Alright, I tried your suggested settings (except VDDP, which the BIOS doesn’t allow me to change) and as usual the OCCT test crashed almost immediately (within 30 seconds). I adjusted the voltage up in steps of .00625 and each time it crashed until I reached 1.35 again.
This is really depressing. It’s got to be a bad chip or board right… if it can’t pass a stress test at stock settings without poking around in the BIOS?
I would not say bad chip. You can run 1.42V for daily use, however, I would not go above 1.4V.
I would say that the MB’s power delivery is not optimal. It is a premium chip on a very bargain basement MB.
Also consider that synthetic benches are not real would and stress the CPU beyond what you would ever use.

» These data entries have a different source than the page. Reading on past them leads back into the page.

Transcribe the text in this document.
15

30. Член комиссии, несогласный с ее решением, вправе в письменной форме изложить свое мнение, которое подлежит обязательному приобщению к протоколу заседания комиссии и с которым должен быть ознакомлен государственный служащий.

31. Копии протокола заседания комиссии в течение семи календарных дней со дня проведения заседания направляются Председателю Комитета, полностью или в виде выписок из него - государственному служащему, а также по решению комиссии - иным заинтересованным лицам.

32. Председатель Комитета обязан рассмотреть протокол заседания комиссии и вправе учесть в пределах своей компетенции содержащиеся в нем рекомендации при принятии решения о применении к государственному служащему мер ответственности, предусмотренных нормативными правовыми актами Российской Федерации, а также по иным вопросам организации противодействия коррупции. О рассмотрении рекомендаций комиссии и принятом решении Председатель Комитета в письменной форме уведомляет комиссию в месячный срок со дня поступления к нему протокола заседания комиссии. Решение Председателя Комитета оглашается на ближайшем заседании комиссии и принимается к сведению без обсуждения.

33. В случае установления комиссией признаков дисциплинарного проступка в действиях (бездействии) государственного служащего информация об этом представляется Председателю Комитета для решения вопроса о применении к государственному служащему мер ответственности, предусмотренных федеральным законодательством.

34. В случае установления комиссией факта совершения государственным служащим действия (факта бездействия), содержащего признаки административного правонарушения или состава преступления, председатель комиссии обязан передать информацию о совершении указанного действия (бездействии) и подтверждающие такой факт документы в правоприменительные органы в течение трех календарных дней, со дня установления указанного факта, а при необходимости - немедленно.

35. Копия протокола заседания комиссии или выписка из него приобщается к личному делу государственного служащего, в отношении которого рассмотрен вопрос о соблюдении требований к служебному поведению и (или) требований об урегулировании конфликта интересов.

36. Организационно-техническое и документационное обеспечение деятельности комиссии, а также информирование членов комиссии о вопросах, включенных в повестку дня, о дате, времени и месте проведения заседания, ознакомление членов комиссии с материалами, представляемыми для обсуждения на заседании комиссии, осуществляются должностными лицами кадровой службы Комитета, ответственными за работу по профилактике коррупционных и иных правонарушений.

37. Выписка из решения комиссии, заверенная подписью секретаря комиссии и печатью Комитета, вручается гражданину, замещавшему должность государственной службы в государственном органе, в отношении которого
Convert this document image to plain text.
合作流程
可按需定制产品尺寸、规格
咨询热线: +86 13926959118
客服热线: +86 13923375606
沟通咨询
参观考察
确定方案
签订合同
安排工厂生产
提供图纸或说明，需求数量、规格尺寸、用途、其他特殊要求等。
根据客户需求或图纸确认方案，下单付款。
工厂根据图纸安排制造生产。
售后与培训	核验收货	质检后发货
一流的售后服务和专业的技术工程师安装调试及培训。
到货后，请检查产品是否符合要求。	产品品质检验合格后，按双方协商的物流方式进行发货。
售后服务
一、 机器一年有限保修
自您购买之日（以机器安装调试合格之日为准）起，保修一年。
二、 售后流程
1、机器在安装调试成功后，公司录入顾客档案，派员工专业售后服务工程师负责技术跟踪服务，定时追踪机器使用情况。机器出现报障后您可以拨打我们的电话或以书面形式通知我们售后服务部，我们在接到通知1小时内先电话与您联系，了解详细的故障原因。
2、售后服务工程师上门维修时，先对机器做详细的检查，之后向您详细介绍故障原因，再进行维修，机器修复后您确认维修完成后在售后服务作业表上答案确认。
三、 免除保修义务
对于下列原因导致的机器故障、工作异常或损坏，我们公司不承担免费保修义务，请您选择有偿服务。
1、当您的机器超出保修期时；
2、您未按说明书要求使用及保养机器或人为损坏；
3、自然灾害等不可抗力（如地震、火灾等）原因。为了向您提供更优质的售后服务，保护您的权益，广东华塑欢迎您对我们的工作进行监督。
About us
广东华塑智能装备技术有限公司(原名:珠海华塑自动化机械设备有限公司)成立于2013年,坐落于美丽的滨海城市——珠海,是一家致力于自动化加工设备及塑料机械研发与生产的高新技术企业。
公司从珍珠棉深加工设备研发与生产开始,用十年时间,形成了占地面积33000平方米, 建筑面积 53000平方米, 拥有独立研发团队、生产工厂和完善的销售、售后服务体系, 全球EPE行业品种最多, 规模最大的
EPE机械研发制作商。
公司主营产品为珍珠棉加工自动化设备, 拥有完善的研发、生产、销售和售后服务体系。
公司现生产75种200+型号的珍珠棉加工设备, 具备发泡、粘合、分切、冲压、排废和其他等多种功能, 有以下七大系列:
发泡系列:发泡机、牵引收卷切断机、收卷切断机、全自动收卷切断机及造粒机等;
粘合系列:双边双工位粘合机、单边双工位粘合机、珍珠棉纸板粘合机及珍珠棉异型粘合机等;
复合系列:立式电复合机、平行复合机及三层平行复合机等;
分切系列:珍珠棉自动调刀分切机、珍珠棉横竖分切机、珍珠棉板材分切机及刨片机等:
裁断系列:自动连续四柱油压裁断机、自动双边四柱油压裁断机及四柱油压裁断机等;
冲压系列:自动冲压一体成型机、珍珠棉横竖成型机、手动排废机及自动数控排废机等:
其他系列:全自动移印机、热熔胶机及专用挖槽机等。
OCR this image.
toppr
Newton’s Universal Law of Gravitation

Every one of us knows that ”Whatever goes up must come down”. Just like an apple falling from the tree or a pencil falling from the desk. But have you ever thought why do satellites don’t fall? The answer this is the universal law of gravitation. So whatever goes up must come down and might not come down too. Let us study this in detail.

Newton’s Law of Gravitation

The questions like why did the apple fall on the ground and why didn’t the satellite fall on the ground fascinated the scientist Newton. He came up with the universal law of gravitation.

I do not use OCCT, so I am unfamiliar.
I would start fresh. Reset BIOS back to original settings. Unplug the PSU when PC is powered down. After 30 seconds use the clear CMOS jumper. Go to bed for the night. Clear CMOS again. Power up and boot. Do not do any changes in UEFI and try OCCT. If it passes, check what ram speed in UEFI. If it doesn’t… I would say the MB cannot keep up.
@anon25377527 Well, it does boot, it just doesn’t pass stress tests.
@Raziel I understand that it’s not a real-world situation, but I would like to have a stress test pass before committing to a machine. It seems that this build will fail if my CPU ever happens to max out or more than 20 seconds, which is not ideal. I will try your suggestion tonight, thanks!
I just realized that my Memory (G.Skill F4-2400C15D-16GFX) is not on the Memory QVL list for my board, but it is listed on the Pro4 version. I wonder if that’s the issue. I heard that Ryzen favors higher speed RAM, but I thought it would still work as Newegg listed 2400 as compatible (possible misleading info there?)
I have a friend who has bought a better board and hasn’t assembled his build yet (still hasn’t bought the CPU), so I might be able to try the CPU on a different board.